I am a recent convert to letter-writing. For years, I have been very willing to contact people I knew had an interest in genealogy, through Ancestry or GenesReunited or the other multifarious platforms designed for people who shared my interest. These contacts were often very useful. I have corresponded, in my time, with cousins everywhere from Australia to America, who often knew huge amounts about my more distant ancestors, and with whom I could put my head together, often productively, on trickier bits of research.
But what of my more recent ancestors? Fascinating as it is to talk to people with whom I share common ancestors from the 18th or early 19th centuries, what about talking to the descendants of ancestors in living memory, but whose own family are not involved in the world of online genealogy.
For instance, my great-great-grandmother, let’s call her Molly Conybear. She was born posthumously in Dover in 1895, to a Devonian railway-worker and his Berkshire-born wife, Annie Stallard. Annie remarried to a publican and coal miner named Albert Smith and transplanted the family from Kent to South Yorkshire, where Albert worked on the coalfield. Their children were farmed out as young as possible, and Molly found herself working on a farm in Maltby. There, she met my great-great-grandfather and married him aged only 16. Together, they had eleven children, and then Molly left.

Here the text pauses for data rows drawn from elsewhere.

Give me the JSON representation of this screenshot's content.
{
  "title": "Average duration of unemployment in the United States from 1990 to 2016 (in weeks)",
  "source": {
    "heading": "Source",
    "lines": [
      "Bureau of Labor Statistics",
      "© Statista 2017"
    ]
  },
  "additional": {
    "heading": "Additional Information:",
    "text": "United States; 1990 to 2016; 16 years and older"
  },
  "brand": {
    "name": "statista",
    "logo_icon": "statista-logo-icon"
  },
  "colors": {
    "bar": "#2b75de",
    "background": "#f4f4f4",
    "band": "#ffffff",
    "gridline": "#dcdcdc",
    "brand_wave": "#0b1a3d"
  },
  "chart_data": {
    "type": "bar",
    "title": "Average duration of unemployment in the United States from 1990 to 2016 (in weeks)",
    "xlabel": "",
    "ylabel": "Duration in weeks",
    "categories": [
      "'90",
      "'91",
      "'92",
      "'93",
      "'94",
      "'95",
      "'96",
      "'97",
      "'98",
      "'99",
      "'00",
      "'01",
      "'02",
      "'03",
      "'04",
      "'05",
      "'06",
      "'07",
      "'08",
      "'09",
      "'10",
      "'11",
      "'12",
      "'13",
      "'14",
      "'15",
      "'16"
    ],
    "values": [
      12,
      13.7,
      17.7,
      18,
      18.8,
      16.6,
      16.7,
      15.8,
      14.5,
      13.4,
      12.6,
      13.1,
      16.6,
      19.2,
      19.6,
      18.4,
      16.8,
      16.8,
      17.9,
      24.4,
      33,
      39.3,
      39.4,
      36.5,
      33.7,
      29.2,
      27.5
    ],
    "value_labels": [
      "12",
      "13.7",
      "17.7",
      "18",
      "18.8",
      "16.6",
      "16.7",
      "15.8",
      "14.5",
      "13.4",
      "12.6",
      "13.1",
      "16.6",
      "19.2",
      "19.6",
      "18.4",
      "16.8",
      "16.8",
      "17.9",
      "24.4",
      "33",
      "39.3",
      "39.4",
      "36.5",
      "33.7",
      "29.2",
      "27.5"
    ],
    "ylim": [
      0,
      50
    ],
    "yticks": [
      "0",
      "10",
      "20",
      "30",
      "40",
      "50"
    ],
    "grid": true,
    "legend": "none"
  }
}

For years, this was all my family knew. She was effectively never heard of again, only some vague rumours she had transplanted herself to Mansfield. Imagine my surprise when, as a naïve thirteen-year-old examining the birth indexes, I spotted three more daughters with the distinctive mother’s maiden name, born in Mansfield. In retrospect, it was definitely an error to mention these heretofore-unknown siblings to Molly’s last remaining daughter from the first marriage, a lady I only ever met once who was kind enough to provide me with a photograph of her father but, I suspect, was somewhat taken aback by the news. She passed away a couple of years later, and I never had the opportunity to speak to her again.
Molly took on a somewhat mythical aspect in my mind. I had never spoken to anyone who knew anything about her beyond her name – my great-great-aunt having been three or four when she left the family – and had never seen a photograph. She was an enigma to me. Moreover, none of her descendants – and you had best believe that I went straight to looking to them – were on the online genealogy sites. For years, then, Molly and her daughters existed in a kind of genealogical limbo, with me be excruciatingly aware of their position in my family tree and, very distinctly, not in my life. After all, all of Molly’s three daughters, as far as I could tell, were very much still alive. These people knew my great-great-grandmother, in fact, knew her better than anyone else in the world possibly could do, but I didn’t want to break into a world where I wasn’t wanted.
Eventually, at the urging of a colleague, I decided the best way forward was to write a letter. Eschewing the incredibly elderly great-great-aunts for fear of the news being unwelcome, I instead decided to try one of their children. I drew up a brief family tree, more notable perhaps for what it pointedly didn’t say than what it did, and a short letter explaining myself and saying, rather hopefully, that I would be glad to hear anything from them at all. This then preceded to sit on my desk for six weeks, whilst I worked up the courage to actually post the missive! To be quite honest, I was expecting to be ignored at worst and a short, ‘we’re not interested, thank you,’ brush off at best.
So, the telephone call I got the next week, saying my letter had been passed to the grandchild of Molly who knew her best and who was incredibly eager to speak to me was a surprise at best.
Well, you can guess how things went from there. Me and my newfound cousins are now in regular contact. I was able to share a lot of information about Molly’s origins and earlier family with them – they hadn’t even known her maiden surname. In return, they shared with me something equally precious – stories. Stories of Molly, of her life, of the grandmother they knew. They were even able to send me a small number of photographs of my great-great-grandmother. Nobody else alive could have sent me this.
Now I am drawing up great, ambitious lists of people to write to, in the hope that I will be able to keep fleshing out, and finding out, about my family. Okay, maybe most people won’t get back to me, or won’t know what I hope they do, or our contact will be sporadic at best. But I think nothing could sour me on letter-writing now, and I can only recommend that if you have mysteries in your tree, little, big, or middling, I wouldn’t over-estimate the power a letter to a non-genealogist can have.